Melissa Brim, mother of one of his daughters, alleges that he struck her in the face with a car door. Shantel Jackson, alleged that Mayweather choked her and threatened to shoot her when she told him she wanted to leave him. Josie Harris, mother of three of Mayweather’s children, was brutally assaulted and threatened as her children were forced by threat of violence, by their father, to watch him beat their mother.
The Nevada State Athletic Commission has the power to revoke a fighter’s license for any legal violation above a traffic ticket. It has done no such thing. The man’s actions are sickening to say the least, but his opponent is merely the lesser of two evils rather than the knight of honor and good by comparison.
Pacquiao is an elected leader in his native Philippines. One wouldn’t know that given the man’s boxing, acting and singing careers. On top of these, Pacquiao is an alleged womanizer, fielding multiple reports of marital infidelity.
Boxing needs Mayweather and Pacquiao to survive. Without the anticipation, speculation and media buzz surrounding these two fighters, boxing will assume it’s rightful place in the public’s conscious: relegated to the same sports wasteland occupied by the likes of lacrosse.
That’s why the fight has taken so long to come to pass. Fans have grown tired of played-out, one-sided rivalries. Even the most casual of sports fans will tell you this fight is seven years too late. Both fighters are on the closing end of their thirties, knocking on heaven’s door by sports standards. Boxing isn’t giving you the fight you’ve been fighting for. It’s conceding a product it knows won’t have value in a few years.
The debate over who will or should win is becoming as intense as that stupid Internet argument over the color of that dress, only there’s no right answer. Everyone is picking a side, but no one is right.
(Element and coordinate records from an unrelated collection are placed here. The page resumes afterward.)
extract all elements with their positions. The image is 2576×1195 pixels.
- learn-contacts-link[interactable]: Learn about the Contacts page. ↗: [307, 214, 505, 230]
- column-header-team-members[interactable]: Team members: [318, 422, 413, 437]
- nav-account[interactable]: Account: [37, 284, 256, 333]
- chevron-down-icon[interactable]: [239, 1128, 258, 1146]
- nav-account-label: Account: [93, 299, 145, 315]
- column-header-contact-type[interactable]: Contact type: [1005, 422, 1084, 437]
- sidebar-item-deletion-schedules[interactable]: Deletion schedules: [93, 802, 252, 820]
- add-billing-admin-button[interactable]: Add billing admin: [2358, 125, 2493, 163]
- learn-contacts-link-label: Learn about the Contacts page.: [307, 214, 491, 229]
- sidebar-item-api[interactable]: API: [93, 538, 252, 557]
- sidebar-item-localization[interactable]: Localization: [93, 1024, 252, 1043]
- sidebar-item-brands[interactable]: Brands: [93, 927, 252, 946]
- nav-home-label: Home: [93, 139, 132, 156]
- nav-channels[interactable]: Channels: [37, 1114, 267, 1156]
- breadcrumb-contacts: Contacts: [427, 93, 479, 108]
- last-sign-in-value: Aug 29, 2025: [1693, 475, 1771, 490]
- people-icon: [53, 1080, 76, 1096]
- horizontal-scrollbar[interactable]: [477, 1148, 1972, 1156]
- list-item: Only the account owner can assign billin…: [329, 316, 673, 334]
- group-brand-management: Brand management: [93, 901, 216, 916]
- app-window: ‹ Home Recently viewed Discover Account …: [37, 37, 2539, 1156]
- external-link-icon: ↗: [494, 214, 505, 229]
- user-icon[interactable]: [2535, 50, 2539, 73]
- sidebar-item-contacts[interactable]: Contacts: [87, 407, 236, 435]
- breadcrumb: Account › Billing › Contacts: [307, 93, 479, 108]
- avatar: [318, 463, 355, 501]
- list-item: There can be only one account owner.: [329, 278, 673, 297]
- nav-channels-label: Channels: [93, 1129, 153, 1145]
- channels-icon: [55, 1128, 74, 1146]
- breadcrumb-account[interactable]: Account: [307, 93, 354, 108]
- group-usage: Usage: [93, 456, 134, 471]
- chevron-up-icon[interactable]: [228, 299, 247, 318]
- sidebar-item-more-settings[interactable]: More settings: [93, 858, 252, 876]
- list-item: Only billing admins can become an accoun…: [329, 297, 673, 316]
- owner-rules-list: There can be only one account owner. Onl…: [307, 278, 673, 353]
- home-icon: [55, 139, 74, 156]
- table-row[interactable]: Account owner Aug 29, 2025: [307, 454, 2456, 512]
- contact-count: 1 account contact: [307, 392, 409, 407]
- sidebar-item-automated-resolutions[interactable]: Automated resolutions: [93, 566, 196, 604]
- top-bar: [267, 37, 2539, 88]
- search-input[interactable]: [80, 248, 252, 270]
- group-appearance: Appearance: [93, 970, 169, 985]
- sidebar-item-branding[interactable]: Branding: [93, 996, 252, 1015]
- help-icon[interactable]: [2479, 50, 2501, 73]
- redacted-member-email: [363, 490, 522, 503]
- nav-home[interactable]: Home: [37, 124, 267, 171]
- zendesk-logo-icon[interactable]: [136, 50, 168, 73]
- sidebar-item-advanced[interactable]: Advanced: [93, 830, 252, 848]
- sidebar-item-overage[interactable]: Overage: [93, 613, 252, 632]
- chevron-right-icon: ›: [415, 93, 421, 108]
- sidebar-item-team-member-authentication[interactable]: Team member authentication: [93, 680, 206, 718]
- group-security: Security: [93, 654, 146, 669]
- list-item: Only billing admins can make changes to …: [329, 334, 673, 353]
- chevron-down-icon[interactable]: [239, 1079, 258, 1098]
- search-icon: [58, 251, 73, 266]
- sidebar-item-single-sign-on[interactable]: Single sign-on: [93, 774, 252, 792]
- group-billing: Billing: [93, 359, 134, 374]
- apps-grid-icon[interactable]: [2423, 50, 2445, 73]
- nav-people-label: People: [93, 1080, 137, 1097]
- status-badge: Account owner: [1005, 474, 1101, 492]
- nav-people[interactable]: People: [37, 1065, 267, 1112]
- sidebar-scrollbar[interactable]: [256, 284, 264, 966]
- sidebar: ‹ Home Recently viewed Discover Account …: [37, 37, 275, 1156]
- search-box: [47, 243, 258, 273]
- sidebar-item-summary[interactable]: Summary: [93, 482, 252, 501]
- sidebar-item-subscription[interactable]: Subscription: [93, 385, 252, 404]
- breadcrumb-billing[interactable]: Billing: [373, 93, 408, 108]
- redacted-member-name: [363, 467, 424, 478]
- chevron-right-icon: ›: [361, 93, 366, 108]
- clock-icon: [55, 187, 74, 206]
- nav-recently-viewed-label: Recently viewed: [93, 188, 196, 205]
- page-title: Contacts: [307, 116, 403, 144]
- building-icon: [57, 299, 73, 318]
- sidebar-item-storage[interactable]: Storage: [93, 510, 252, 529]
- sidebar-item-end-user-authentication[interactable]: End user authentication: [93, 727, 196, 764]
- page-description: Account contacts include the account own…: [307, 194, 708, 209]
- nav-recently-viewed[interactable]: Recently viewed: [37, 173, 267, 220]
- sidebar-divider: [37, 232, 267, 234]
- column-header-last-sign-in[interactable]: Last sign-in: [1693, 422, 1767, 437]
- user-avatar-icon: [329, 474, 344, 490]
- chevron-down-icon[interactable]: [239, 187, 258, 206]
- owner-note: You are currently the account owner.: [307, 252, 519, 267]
I can’t wait until all of this blows over.
I’m sick of ESPN and other news networks coming to stand alongside Mayweather. The power of a boxer’s record extends as far as the ring. That’s how it works. It’s not a get out of jail free card neither does it excuse him from the consequences of the law.
Saturday’s match will be a battle not between good and evil, but will follow the formula that’s come to be expected of most sports: millionaires competing against each other for more money.
Regardless of the winner, we all lose.